Pollitt isn’t as famous as Millett was in 1970. But her column has made her fairly visible, especially since her brave essay criticizing the jingoistic flag-waving that followed 9/11. She’s been attacked by Camille Paglia, but that time she simply borrowed a note from fellow Nation writer Alexander Cockburn and quoted Paglia’s rant under the “Frother Seal of Approval” header. So now she got a pan in The New York Times Book Review? That’s practically a recommendation, as she knows full well. Instead she returned fire by attacking the reviewer:
Still, it is a strange experience to be accused of telling too much by the author of an 'erotic memoir' about sadomasochistic anal sex, in which she describes, among many other graphic details, saving her used condoms in a box. I'm no Freudian, but the concept of projection does come to mind….
This, as I see it, is the pass to which we have come. Women can write about shooting heroin and being sex workers and spending years zoned out on prozac and having nervous breakdowns and hating other women and lord knows what else and that's okay by feminism, as indeed it should be.
Is it just me, or is there a ghostly “Not that there’s anything wrong with that!” hovering behind those words? Granted, the Times reviewer was in no position to cast the first stone at Pollitt, but there’s sadomasochism and sadomasochism, and gosh, I’m no Freudian, but I thought Pollitt’s essays on her relationship with the Last Marxist were pretty masochistic.
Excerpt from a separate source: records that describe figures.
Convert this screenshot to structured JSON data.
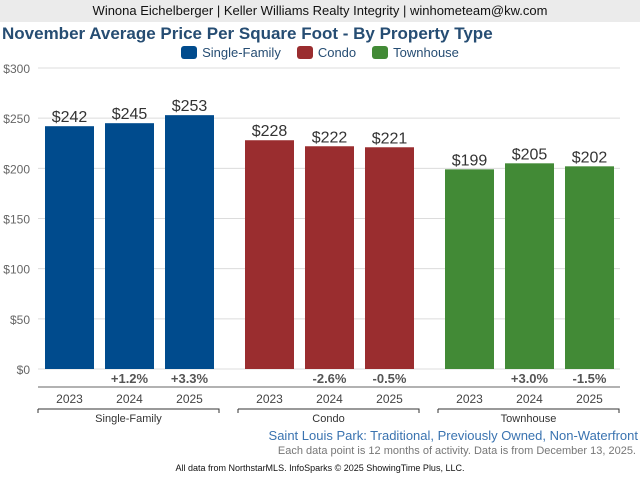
{
  "header": {
    "text": "Winona Eichelberger | Keller Williams Realty Integrity | winhometeam@kw.com"
  },
  "colors": {
    "Single-Family": "#004b8d",
    "Condo": "#9a2d2f",
    "Townhouse": "#428a36",
    "title": "#264d73"
  },
  "chart_data": {
    "type": "bar",
    "title": "November Average Price Per Square Foot - By Property Type",
    "xlabel": "",
    "ylabel": "",
    "ylim": [
      0,
      300
    ],
    "yticks": [
      0,
      50,
      100,
      150,
      200,
      250,
      300
    ],
    "ytick_labels": [
      "$0",
      "$50",
      "$100",
      "$150",
      "$200",
      "$250",
      "$300"
    ],
    "grid": true,
    "legend": {
      "placement": "top-center",
      "entries": [
        "Single-Family",
        "Condo",
        "Townhouse"
      ]
    },
    "groups": [
      {
        "name": "Single-Family",
        "categories": [
          "2023",
          "2024",
          "2025"
        ],
        "values": [
          242,
          245,
          253
        ],
        "labels": [
          "$242",
          "$245",
          "$253"
        ],
        "changes": [
          "",
          "+1.2%",
          "+3.3%"
        ]
      },
      {
        "name": "Condo",
        "categories": [
          "2023",
          "2024",
          "2025"
        ],
        "values": [
          228,
          222,
          221
        ],
        "labels": [
          "$228",
          "$222",
          "$221"
        ],
        "changes": [
          "",
          "-2.6%",
          "-0.5%"
        ]
      },
      {
        "name": "Townhouse",
        "categories": [
          "2023",
          "2024",
          "2025"
        ],
        "values": [
          199,
          205,
          202
        ],
        "labels": [
          "$199",
          "$205",
          "$202"
        ],
        "changes": [
          "",
          "+3.0%",
          "-1.5%"
        ]
      }
    ]
  },
  "subtitle": "Saint Louis Park: Traditional, Previously Owned, Non-Waterfront",
  "note": "Each data point is 12 months of activity. Data is from December 13, 2025.",
  "footer": "All data from NorthstarMLS. InfoSparks © 2025 ShowingTime Plus, LLC."
}
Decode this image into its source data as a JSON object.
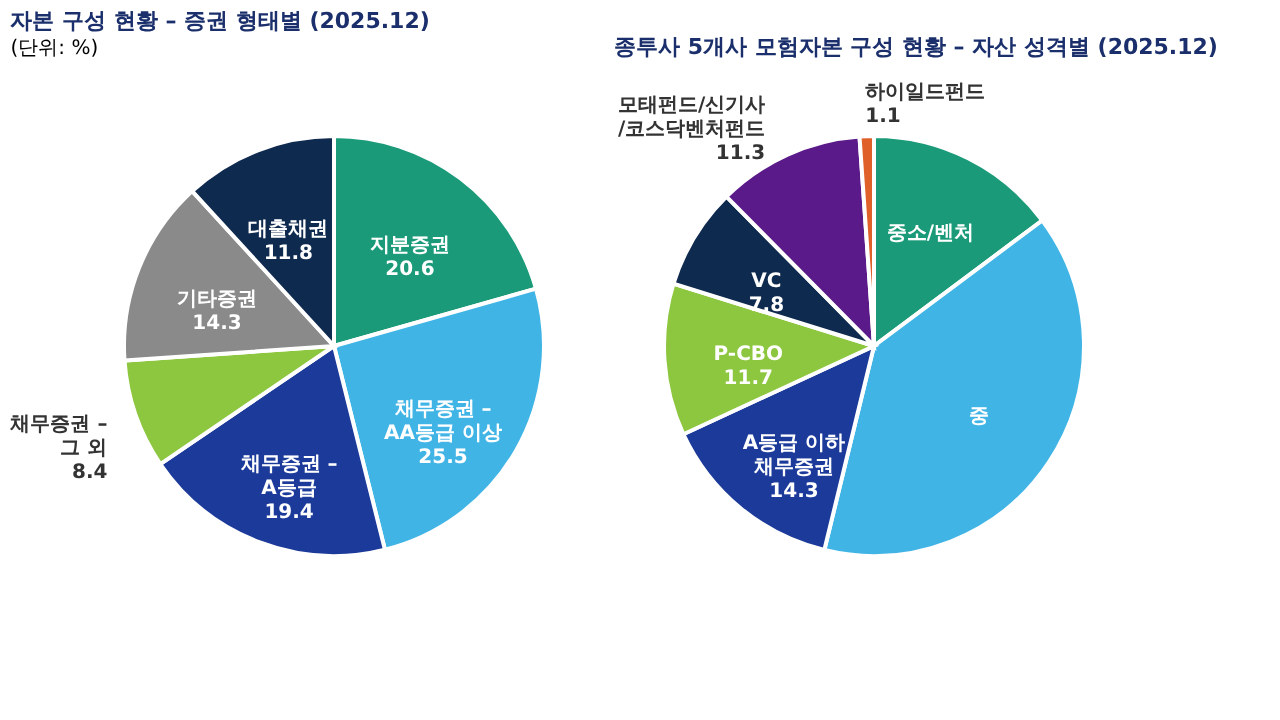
{
  "chart_data": [
    {
      "type": "pie",
      "title": "자본 구성 현황 – 증권 형태별 (2025.12)",
      "subtitle": "(단위: %)",
      "categories": [
        "지분증권",
        "채무증권 –\nAA등급 이상",
        "채무증권 –\nA등급",
        "채무증권 –\n그 외",
        "기타증권",
        "대출채권"
      ],
      "values": [
        20.6,
        25.5,
        19.4,
        8.4,
        14.3,
        11.8
      ],
      "colors": [
        "#1a9a78",
        "#41b4e6",
        "#1b3a9a",
        "#8dc63f",
        "#8a8a8a",
        "#0f2a4f"
      ],
      "data_labels": true,
      "legend": false
    },
    {
      "type": "pie",
      "title": "종투사 5개사 모험자본 구성 현황 – 자산 성격별 (2025.12)",
      "categories": [
        "중소/벤처",
        "중",
        "A등급 이하\n채무증권",
        "P-CBO",
        "VC",
        "모태펀드/신기사\n/코스닥벤처펀드",
        "하이일드펀드"
      ],
      "values": [
        14.8,
        39.0,
        14.3,
        11.7,
        7.8,
        11.3,
        1.1
      ],
      "value_labels": [
        null,
        null,
        "14.3",
        "11.7",
        "7.8",
        "11.3",
        "1.1"
      ],
      "colors": [
        "#1a9a78",
        "#41b4e6",
        "#1b3a9a",
        "#8dc63f",
        "#0f2a4f",
        "#5b1a8a",
        "#e0602a"
      ],
      "legend": false
    }
  ]
}
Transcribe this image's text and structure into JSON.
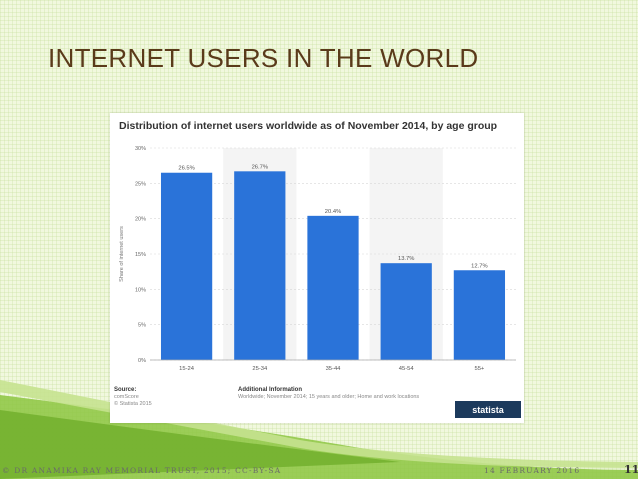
{
  "slide": {
    "title": "INTERNET USERS IN THE WORLD",
    "footer_left": "© DR ANAMIKA RAY MEMORIAL TRUST, 2015; CC-BY-SA",
    "footer_date": "14 FEBRUARY 2016",
    "page_number": "11"
  },
  "source": {
    "heading": "Source:",
    "line1": "comScore",
    "line2": "© Statista 2015"
  },
  "info": {
    "heading": "Additional Information",
    "text": "Worldwide; November 2014; 15 years and older; Home and work locations"
  },
  "brand": "statista",
  "colors": {
    "bar": "#2a73d9",
    "background": "#f1f8de",
    "title": "#5a3a1a",
    "swoosh": "#8cc63f"
  },
  "chart_data": {
    "type": "bar",
    "title": "Distribution of internet users worldwide as of November 2014, by age group",
    "xlabel": "",
    "ylabel": "Share of internet users",
    "categories": [
      "15-24",
      "25-34",
      "35-44",
      "45-54",
      "55+"
    ],
    "values": [
      26.5,
      26.7,
      20.4,
      13.7,
      12.7
    ],
    "value_labels": [
      "26.5%",
      "26.7%",
      "20.4%",
      "13.7%",
      "12.7%"
    ],
    "ylim": [
      0,
      30
    ],
    "yticks": [
      "0%",
      "5%",
      "10%",
      "15%",
      "20%",
      "25%",
      "30%"
    ],
    "grid": true
  }
}
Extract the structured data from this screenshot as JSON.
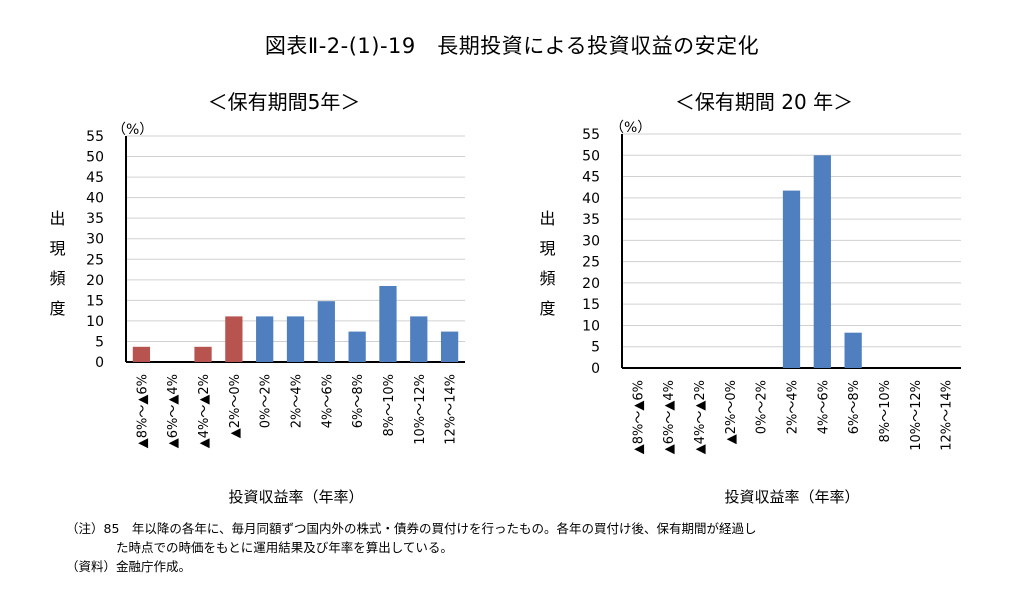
{
  "title": "図表Ⅱ-2-(1)-19　長期投資による投資収益の安定化",
  "chart_data": [
    {
      "type": "bar",
      "title": "＜保有期間5年＞",
      "unit": "（%）",
      "ylabel": "出現頻度",
      "xlabel": "投資収益率（年率）",
      "ylim": [
        0,
        55
      ],
      "yticks": [
        0,
        5,
        10,
        15,
        20,
        25,
        30,
        35,
        40,
        45,
        50,
        55
      ],
      "grid": true,
      "categories": [
        "▲8%～▲6%",
        "▲6%～▲4%",
        "▲4%～▲2%",
        "▲2%～0%",
        "0%～2%",
        "2%～4%",
        "4%～6%",
        "6%～8%",
        "8%～10%",
        "10%～12%",
        "12%～14%"
      ],
      "values": [
        3.7,
        0,
        3.7,
        11.1,
        11.1,
        11.1,
        14.8,
        7.4,
        18.5,
        11.1,
        7.4
      ],
      "bar_colors": [
        "#b85450",
        "#b85450",
        "#b85450",
        "#b85450",
        "#4f7fbf",
        "#4f7fbf",
        "#4f7fbf",
        "#4f7fbf",
        "#4f7fbf",
        "#4f7fbf",
        "#4f7fbf"
      ]
    },
    {
      "type": "bar",
      "title": "＜保有期間 20 年＞",
      "unit": "（%）",
      "ylabel": "出現頻度",
      "xlabel": "投資収益率（年率）",
      "ylim": [
        0,
        55
      ],
      "yticks": [
        0,
        5,
        10,
        15,
        20,
        25,
        30,
        35,
        40,
        45,
        50,
        55
      ],
      "grid": true,
      "categories": [
        "▲8%～▲6%",
        "▲6%～▲4%",
        "▲4%～▲2%",
        "▲2%～0%",
        "0%～2%",
        "2%～4%",
        "4%～6%",
        "6%～8%",
        "8%～10%",
        "10%～12%",
        "12%～14%"
      ],
      "values": [
        0,
        0,
        0,
        0,
        0,
        41.7,
        50,
        8.3,
        0,
        0,
        0
      ],
      "bar_colors": [
        "#4f7fbf",
        "#4f7fbf",
        "#4f7fbf",
        "#4f7fbf",
        "#4f7fbf",
        "#4f7fbf",
        "#4f7fbf",
        "#4f7fbf",
        "#4f7fbf",
        "#4f7fbf",
        "#4f7fbf"
      ]
    }
  ],
  "notes": [
    "（注）85　年以降の各年に、毎月同額ずつ国内外の株式・債券の買付けを行ったもの。各年の買付け後、保有期間が経過し",
    "た時点での時価をもとに運用結果及び年率を算出している。",
    "（資料）金融庁作成。"
  ]
}
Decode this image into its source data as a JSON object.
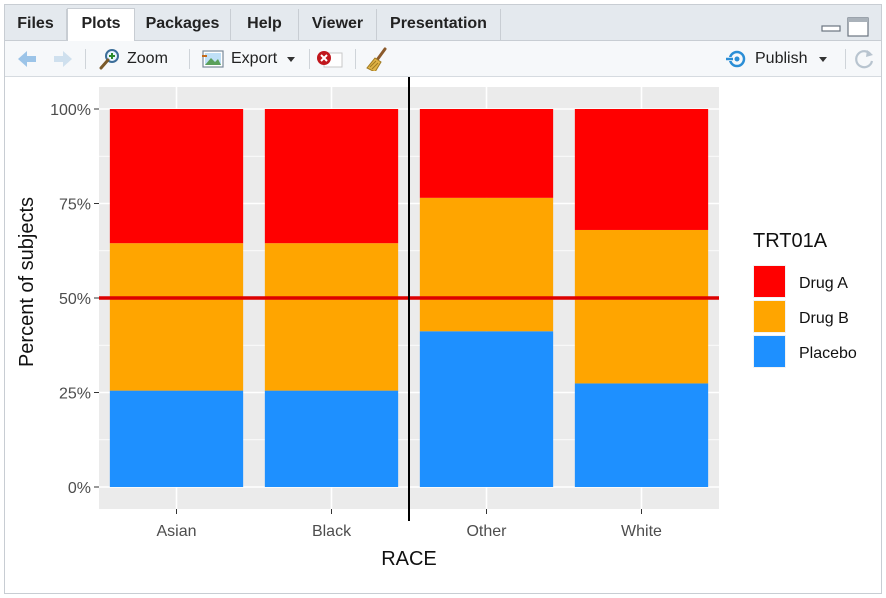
{
  "tabs": [
    {
      "label": "Files",
      "active": false
    },
    {
      "label": "Plots",
      "active": true
    },
    {
      "label": "Packages",
      "active": false
    },
    {
      "label": "Help",
      "active": false
    },
    {
      "label": "Viewer",
      "active": false
    },
    {
      "label": "Presentation",
      "active": false
    }
  ],
  "toolbar": {
    "zoom_label": "Zoom",
    "export_label": "Export",
    "publish_label": "Publish"
  },
  "chart_data": {
    "type": "bar",
    "stacked": true,
    "categories": [
      "Asian",
      "Black",
      "Other",
      "White"
    ],
    "series": [
      {
        "name": "Placebo",
        "color": "#1e90ff",
        "values": [
          25.5,
          25.5,
          41.2,
          27.4
        ]
      },
      {
        "name": "Drug B",
        "color": "#ffa500",
        "values": [
          39.0,
          39.0,
          35.3,
          40.6
        ]
      },
      {
        "name": "Drug A",
        "color": "#ff0000",
        "values": [
          35.5,
          35.5,
          23.5,
          32.0
        ]
      }
    ],
    "legend_order": [
      "Drug A",
      "Drug B",
      "Placebo"
    ],
    "legend_title": "TRT01A",
    "legend_position": "right",
    "xlabel": "RACE",
    "ylabel": "Percent of subjects",
    "ylim": [
      0,
      100
    ],
    "yticks": [
      "0%",
      "25%",
      "50%",
      "75%",
      "100%"
    ],
    "ytick_values": [
      0,
      25,
      50,
      75,
      100
    ],
    "hline": {
      "value": 50,
      "color": "#dd0000"
    },
    "vline": {
      "between": [
        "Black",
        "Other"
      ],
      "color": "#000000"
    },
    "grid": true,
    "panel_background": "#ebebeb"
  }
}
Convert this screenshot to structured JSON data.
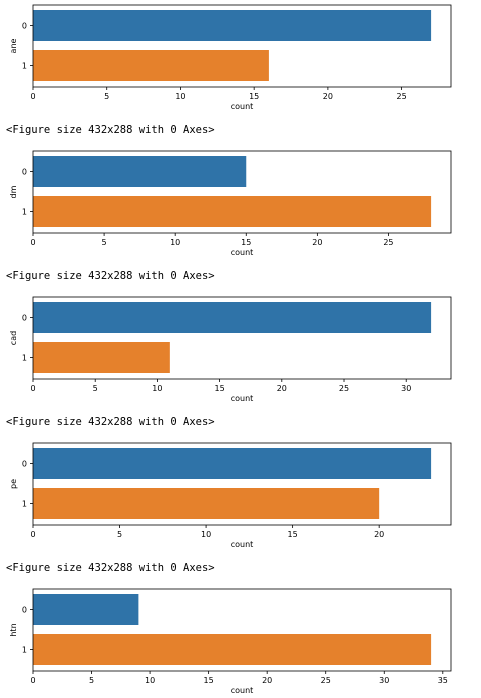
{
  "figure_notes": [
    "<Figure size 432x288 with 0 Axes>",
    "<Figure size 432x288 with 0 Axes>",
    "<Figure size 432x288 with 0 Axes>",
    "<Figure size 432x288 with 0 Axes>"
  ],
  "colors": {
    "bar0": "#2f73a8",
    "bar1": "#e5812c"
  },
  "chart_data": [
    {
      "type": "bar",
      "orientation": "horizontal",
      "categories": [
        "0",
        "1"
      ],
      "values": [
        27,
        16
      ],
      "xlabel": "count",
      "ylabel": "ane",
      "xlim": [
        0,
        28.35
      ],
      "xticks": [
        0,
        5,
        10,
        15,
        20,
        25
      ],
      "grid": false
    },
    {
      "type": "bar",
      "orientation": "horizontal",
      "categories": [
        "0",
        "1"
      ],
      "values": [
        15,
        28
      ],
      "xlabel": "count",
      "ylabel": "dm",
      "xlim": [
        0,
        29.4
      ],
      "xticks": [
        0,
        5,
        10,
        15,
        20,
        25
      ],
      "grid": false
    },
    {
      "type": "bar",
      "orientation": "horizontal",
      "categories": [
        "0",
        "1"
      ],
      "values": [
        32,
        11
      ],
      "xlabel": "count",
      "ylabel": "cad",
      "xlim": [
        0,
        33.6
      ],
      "xticks": [
        0,
        5,
        10,
        15,
        20,
        25,
        30
      ],
      "grid": false
    },
    {
      "type": "bar",
      "orientation": "horizontal",
      "categories": [
        "0",
        "1"
      ],
      "values": [
        23,
        20
      ],
      "xlabel": "count",
      "ylabel": "pe",
      "xlim": [
        0,
        24.15
      ],
      "xticks": [
        0,
        5,
        10,
        15,
        20
      ],
      "grid": false
    },
    {
      "type": "bar",
      "orientation": "horizontal",
      "categories": [
        "0",
        "1"
      ],
      "values": [
        9,
        34
      ],
      "xlabel": "count",
      "ylabel": "htn",
      "xlim": [
        0,
        35.7
      ],
      "xticks": [
        0,
        5,
        10,
        15,
        20,
        25,
        30,
        35
      ],
      "grid": false
    }
  ]
}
You don’t need whips and chains for s/m, you just need two (or more) people working through certain scenarios of abjection and control with each other. Not that there’s anything wrong with that! I’ve been, and known other people, in relationships enough like the one Pollitt describes that I’m certainly not casting the first stone either. But Learning To Drive, like so many accounts of real-life adventures in romance, mainly confirmed my relief that I've been single for the past two decades.
Reading the TPM Cafe discussion also made me glad that I live in the hinterlands, not the Big City. I've realized lately that the writers who go at each other in print often know each other in person, and their spats and squabbles underlie their writings for publication in ways I can't always detect. I know these people only by their words, and by and large I'm content to keep it that way, but as the Times review and Pollitt's response to it show, not knowing your opponent is not always enough to maintain a critical distance.